HMTJ - Hospital e Maternidade Therezinha de Jesus (MG) — Prova 2015
São sinais e sintomas do choque, EXCETO:
Choque = Hipotensão (ou normotensão inicial), taquicardia, pulsos finos, débito urinário baixo, alteração nível consciência.
O choque é uma síndrome de hipoperfusão tecidual generalizada, resultando em desequilíbrio entre a oferta e a demanda de oxigênio. A maioria dos tipos de choque cursa com hipotensão, taquicardia, vasoconstrição periférica (pulsos finos) e oligúria, sendo a hipertensão um achado incomum e contraindicatório de choque estabelecido.
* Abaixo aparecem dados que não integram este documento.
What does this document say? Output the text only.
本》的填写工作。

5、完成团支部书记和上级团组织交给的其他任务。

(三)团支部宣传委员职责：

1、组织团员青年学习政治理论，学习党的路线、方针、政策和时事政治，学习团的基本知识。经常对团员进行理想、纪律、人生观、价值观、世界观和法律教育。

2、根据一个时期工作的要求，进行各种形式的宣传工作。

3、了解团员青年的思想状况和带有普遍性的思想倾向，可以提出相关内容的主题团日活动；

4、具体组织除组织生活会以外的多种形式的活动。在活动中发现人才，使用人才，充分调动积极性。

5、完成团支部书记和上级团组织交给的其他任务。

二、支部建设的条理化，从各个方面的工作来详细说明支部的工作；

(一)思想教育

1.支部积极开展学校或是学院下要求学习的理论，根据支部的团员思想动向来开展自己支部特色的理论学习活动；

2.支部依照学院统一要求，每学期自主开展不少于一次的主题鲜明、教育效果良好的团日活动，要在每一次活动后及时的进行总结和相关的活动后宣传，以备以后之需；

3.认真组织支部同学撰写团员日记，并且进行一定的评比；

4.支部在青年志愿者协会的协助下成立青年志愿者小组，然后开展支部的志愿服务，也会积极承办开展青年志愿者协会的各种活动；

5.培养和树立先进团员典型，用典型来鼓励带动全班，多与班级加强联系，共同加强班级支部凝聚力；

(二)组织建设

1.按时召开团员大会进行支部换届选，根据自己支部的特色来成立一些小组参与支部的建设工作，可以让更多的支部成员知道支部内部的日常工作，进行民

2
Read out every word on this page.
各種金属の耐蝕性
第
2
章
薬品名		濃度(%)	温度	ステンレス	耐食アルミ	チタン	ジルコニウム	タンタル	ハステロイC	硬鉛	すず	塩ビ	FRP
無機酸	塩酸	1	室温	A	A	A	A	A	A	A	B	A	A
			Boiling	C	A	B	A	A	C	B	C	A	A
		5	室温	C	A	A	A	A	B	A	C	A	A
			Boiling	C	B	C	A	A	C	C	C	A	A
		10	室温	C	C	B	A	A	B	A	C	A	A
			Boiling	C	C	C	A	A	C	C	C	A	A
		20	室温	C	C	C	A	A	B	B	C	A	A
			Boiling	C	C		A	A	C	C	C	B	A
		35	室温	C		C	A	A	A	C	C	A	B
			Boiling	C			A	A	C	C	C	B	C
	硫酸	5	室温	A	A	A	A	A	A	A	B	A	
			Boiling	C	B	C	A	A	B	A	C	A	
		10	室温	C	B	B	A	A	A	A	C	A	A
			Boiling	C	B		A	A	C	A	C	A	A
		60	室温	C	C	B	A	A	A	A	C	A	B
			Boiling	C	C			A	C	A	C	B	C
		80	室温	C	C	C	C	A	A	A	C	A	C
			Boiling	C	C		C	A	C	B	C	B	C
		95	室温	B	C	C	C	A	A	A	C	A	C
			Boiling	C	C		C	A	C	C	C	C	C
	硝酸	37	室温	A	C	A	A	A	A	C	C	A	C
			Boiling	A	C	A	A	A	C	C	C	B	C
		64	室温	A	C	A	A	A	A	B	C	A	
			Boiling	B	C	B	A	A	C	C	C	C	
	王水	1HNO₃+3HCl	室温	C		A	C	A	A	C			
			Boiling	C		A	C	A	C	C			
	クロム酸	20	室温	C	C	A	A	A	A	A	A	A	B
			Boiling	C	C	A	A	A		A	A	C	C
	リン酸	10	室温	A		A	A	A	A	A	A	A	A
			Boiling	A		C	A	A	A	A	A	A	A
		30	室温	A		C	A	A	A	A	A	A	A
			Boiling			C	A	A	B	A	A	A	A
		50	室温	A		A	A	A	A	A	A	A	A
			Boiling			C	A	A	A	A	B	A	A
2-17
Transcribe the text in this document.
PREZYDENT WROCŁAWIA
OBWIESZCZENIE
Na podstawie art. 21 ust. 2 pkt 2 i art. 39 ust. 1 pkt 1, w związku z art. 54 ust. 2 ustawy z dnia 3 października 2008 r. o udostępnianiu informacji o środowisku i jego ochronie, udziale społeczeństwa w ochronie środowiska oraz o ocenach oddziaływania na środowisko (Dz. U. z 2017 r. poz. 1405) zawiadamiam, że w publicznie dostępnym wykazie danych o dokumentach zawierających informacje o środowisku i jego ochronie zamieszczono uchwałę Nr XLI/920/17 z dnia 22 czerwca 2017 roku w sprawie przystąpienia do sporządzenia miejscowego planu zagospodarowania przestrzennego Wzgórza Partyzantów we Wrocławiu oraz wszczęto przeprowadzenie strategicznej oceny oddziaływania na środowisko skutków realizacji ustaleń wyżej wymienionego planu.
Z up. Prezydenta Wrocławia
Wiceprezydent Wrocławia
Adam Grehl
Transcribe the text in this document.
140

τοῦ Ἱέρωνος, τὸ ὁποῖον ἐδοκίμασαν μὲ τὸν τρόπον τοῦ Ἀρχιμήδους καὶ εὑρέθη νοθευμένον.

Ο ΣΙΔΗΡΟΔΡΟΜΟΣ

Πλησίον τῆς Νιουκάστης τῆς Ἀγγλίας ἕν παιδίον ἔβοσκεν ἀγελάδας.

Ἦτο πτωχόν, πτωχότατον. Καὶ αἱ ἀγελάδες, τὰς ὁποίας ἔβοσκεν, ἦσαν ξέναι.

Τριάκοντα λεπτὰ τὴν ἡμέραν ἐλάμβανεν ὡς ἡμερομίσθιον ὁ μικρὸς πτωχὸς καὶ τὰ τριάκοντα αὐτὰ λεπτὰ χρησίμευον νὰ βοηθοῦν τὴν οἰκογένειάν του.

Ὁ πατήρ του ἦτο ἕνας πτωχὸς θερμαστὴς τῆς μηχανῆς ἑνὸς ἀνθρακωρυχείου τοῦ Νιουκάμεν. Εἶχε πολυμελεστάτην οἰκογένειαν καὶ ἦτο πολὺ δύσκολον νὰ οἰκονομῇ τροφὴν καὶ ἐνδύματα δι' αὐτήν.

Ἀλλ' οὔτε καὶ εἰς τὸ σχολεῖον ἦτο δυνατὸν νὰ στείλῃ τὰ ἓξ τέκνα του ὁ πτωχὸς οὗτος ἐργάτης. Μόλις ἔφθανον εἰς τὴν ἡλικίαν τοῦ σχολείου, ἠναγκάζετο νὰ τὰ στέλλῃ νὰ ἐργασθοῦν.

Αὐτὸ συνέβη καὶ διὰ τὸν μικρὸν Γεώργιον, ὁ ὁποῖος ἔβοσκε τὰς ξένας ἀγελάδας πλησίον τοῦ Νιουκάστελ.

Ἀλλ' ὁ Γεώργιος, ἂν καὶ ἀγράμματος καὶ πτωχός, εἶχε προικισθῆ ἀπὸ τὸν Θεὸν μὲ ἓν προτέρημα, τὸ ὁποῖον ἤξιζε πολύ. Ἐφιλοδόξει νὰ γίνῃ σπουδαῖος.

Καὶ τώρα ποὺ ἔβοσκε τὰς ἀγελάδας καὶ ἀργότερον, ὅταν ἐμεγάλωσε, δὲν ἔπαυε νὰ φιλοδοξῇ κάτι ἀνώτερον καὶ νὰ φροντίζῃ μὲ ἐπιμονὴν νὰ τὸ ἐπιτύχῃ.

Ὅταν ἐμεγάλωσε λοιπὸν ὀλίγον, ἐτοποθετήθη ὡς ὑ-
O choque é uma síndrome clínica grave caracterizada por hipoperfusão tecidual generalizada, resultando em desequilíbrio entre a oferta e a demanda de oxigênio e nutrientes a nível celular. Se não tratado prontamente, leva à disfunção orgânica múltipla e morte. É uma emergência médica que exige reconhecimento rápido e intervenção imediata. A fisiopatologia do choque envolve uma falha em um ou mais componentes do sistema circulatório: volume intravascular (choque hipovolêmico), bomba cardíaca (choque cardiogênico), tônus vascular (choque distributivo, como o séptico e anafilático) ou obstrução ao fluxo sanguíneo (choque obstrutivo). Independentemente da causa, o resultado final é a entrega inadequada de oxigênio aos tecidos. Os sinais e sintomas refletem essa hipoperfusão e os mecanismos compensatórios do corpo: taquicardia, vasoconstrição periférica (pulsos finos, pele fria e pegajosa, tempo de enchimento capilar prolongado), oligúria (devido à hipoperfusão renal) e alteração do nível de consciência. A hipotensão é um sinal clássico, mas pode ser tardia, pois o corpo tenta manter a pressão arterial através de mecanismos compensatórios. O tratamento do choque é direcionado à causa subjacente e ao suporte das funções vitais. Isso inclui reposição volêmica (exceto no cardiogênico puro), uso de vasopressores, inotrópicos, oxigenoterapia e tratamento específico da etiologia (ex: antibióticos na sepse, cirurgia para hemorragia). O monitoramento contínuo dos sinais vitais, débito urinário e lactato sérico é essencial para guiar a terapia e avaliar a resposta. A hipertensão, ao contrário, é um sinal de pressão arterial elevada e não faz parte do quadro clínico do choque.
Os principais sinais incluem alteração do nível de consciência, pele fria e pegajosa, tempo de enchimento capilar prolongado, pulsos finos e taquicardia, além de oligúria.
A hipertensão é o oposto do que ocorre no choque. No choque, há uma falha na perfusão tecidual, que geralmente se manifesta com hipotensão (pressão arterial baixa) ou, em fases compensadas, normotensão com outros sinais de hipoperfusão.
Os tipos mais comuns são choque hipovolêmico (perda de volume), cardiogênico (falha da bomba cardíaca), distributivo (vasodilatação, como no choque séptico) e obstrutivo (obstrução ao fluxo sanguíneo, como no TEP maciço).